Thursday, October 7, 2010
Class at Women's Retreat
Things were so busy at my beginner watercolor class at Camp Pinnacle over the last weekend that I never had the opportunity to take any photographs of the ladies at work. But here they are at the end, each holding the two completed paintings (to see a larger image, click on the photograph).
Etta Mae (from left), Shirlene, Cindy, and Becky tackled multiple projects over the three days. On the first evening, we went over basic materials, and discussed watercolor paper, paints and brushes. They also completed some basic exercises: flat washes, graded washes, wet into wet, glazing, etc., to get a feel for the medium and for the proper consistency of their paint and water mixture.
They also had some fun with completing background foliage exercises, a matter of wetting paper and then dropping pigment to create spreading blossoms. With a hard edge along the bottom, the blooms easily transform into clumps of trees and bushes with spreading branches.
The next morning, we set to work on color mixing. The landscape the four were tasked with involved only two pigments: French Ultramarine Blue and Burnt Sienna. I explained how the two colors were complementary, and how that created possibilities for chromatic shifts between the two, with the middle neutral as a critical component of the painting.
The wet-into-wet foliage exercises from the evening before were quickly put into use, and more wet-into-wet work defined the winter pasture and hill surrounding what would become an old, white farmhouse. Careful application of the mixed neutral from the two pigments developed the house's shadows and created its form.
The large pine tree to the side of the house caused some consternation. In the example painting I had done prior to the class, I had fussed over the tree and tried to develop more detail than was necessary in its branches. The tree is secondary to the house in the composition, but my decades-long struggle with creating realistic tree shapes got the better of me.
That fussiness quickly was emulated by the students. I tried to explain that they did not need to replicate what I had done with the tree, and in fact many of their early, loose washes were superior to mine, but they could not help themselves either. I think we finally found a happy medium for everyone, but it was a lesson for me in creating class demonstrations in the future.

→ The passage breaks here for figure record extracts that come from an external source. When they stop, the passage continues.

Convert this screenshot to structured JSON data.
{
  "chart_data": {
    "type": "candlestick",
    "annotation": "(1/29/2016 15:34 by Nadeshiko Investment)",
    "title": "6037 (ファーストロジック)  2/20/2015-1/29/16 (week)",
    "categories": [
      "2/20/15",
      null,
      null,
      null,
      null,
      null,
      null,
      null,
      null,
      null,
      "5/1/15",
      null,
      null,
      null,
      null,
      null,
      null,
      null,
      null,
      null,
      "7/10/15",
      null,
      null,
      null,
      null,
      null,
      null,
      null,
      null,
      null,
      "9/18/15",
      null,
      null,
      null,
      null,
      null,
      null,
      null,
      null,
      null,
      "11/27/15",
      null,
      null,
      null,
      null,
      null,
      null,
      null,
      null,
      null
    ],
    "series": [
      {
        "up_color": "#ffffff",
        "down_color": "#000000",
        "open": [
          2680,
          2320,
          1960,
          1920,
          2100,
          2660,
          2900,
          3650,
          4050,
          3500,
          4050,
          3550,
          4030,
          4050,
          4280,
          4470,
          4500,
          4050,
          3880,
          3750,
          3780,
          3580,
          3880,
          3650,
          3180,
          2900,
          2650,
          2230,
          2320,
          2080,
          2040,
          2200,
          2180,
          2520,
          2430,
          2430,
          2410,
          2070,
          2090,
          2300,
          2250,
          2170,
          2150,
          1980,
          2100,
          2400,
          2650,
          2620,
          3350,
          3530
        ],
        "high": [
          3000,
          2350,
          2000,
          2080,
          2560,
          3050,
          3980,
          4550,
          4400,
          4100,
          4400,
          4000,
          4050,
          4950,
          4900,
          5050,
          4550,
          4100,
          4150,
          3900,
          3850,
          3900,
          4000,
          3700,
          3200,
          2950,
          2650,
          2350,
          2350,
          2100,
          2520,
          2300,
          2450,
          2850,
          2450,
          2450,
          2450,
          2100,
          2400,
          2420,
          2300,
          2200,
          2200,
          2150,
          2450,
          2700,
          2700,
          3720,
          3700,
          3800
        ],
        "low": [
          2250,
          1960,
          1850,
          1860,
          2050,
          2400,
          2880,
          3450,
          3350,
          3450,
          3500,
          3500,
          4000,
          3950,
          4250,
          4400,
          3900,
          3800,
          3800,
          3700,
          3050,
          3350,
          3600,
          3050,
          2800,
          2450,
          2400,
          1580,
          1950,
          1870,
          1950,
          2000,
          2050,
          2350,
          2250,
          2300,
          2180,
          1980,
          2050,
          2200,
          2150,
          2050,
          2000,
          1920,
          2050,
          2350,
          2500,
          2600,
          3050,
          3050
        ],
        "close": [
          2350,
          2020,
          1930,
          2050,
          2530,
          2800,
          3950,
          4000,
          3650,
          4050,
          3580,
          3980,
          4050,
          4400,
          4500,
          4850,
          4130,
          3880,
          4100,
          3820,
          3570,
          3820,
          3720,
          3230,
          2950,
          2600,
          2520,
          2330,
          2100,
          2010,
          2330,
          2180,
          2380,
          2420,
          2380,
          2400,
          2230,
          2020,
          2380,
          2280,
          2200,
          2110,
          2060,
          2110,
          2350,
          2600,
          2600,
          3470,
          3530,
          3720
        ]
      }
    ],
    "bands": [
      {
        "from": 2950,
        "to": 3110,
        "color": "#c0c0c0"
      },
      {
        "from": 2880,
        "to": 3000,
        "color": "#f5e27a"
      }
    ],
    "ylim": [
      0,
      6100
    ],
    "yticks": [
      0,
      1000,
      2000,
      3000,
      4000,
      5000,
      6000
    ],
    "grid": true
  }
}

With the detail in the house complete, the group took on the foreground areas, and created the fence line and the long cast shadows from the setting sun.
And after that long day, I decided they all needed a break. We were going to face a troublesome project in the morning: a still life that depended on smooth graded washes to create the curvature of a round crock, but I could not expect them to dive into that after struggling with and then succeeding in their landscapes.
We quickly rushed into the project early Sunday morning. I switched the paper to 140# Arches, cold press, for this project (the landscape was on Canson's Montval, cold press) because I knew the Arches could handle the attempts at smooth, graded washes better than the heavily sized Montval could.
We used the same two colors for the gray crock and added a touch of raw sienna to the palette just to create the soft bounced light on the shadowed side of the crock. For this project the group also used a reference photo to guide their work. I had painting an example painting beforehand, but it incorporated an egg into the composition's foreground, so it was not an accurate example of their subject.
We rushed into our washes, constantly switched on the hairdryer to quickly dry damp areas, and completed the pieces just in time. In many ways this was a much harder project than the landscape because the touch needed to get smooth gradients is so critical to the creation of rounded forms, but the ladies did very well with a difficult task.
In the end, I think everyone was pleased with what they had learned.
I also hope that they want to wade in watercolor a bit more.